Interferon-alpha (IFN-alpha) is indicated for the treatment of certain viral infections including hepatitis B and C, and cancers such as melanoma. The short circulating half-life of unmodified IFN-alpha makes frequent dosing (daily or three times weekly) over an extended period (6-12 months or more) necessary.
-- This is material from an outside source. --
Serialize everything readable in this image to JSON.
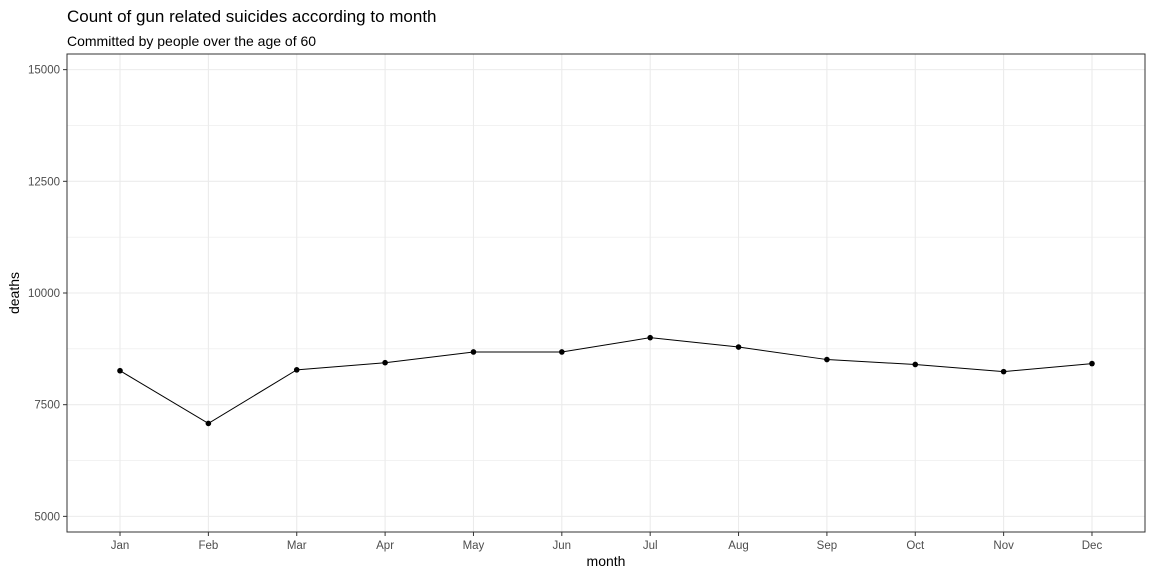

To improve the pharmacokinetics of IFN-alpha and decrease dosing frequency, IFN-alpha was fused to human serum albumin producing a new protein, Albuferon. In vitro comparisons of Albuferon and IFN-alpha showed similar antiviral and antiproliferative activities, although Albuferon was less potent on a molar basis than IFN-alpha. Pharmacokinetic and pharmacodynamic properties of the fusion protein were enhanced in monkeys. After a single intravenous injection (30 microg/kg,) clearance was 0.9 ml/h/kg, and the terminal half-life was 68 h. After 30 microg/kg subcutaneous injection, apparent clearance (clearance divided by bioavailability) was 1.4 ml/h/kg, the terminal half-life was 93 h, and bioavailability was 64%. The rate of clearance of Albuferon was approximately 140-fold slower, and the half-life 18-fold longer, than for IFN-alpha given by the subcutaneous route in other monkey studies. Sera from Albuferon-treated monkeys demonstrated dose-related antiviral activity for > or =8 days based on an in vitro bioassay, whereas antiviral activity from IFN-alpha-treated animals was only slightly elevated relative to vehicle on day 0. Significant increases in 2',5'-oligoadenylate synthetase mRNA relative to IFN-alpha- or vehicle-treated animals were maintained for > or =10 days after subcutaneous dosing. The improved pharmacokinetics of Albuferon are accompanied by an improved pharmacodynamic response suggesting that Albuferon may offer the benefits of less frequent dosing and a potentially improved efficacy profile compared with IFN-alpha.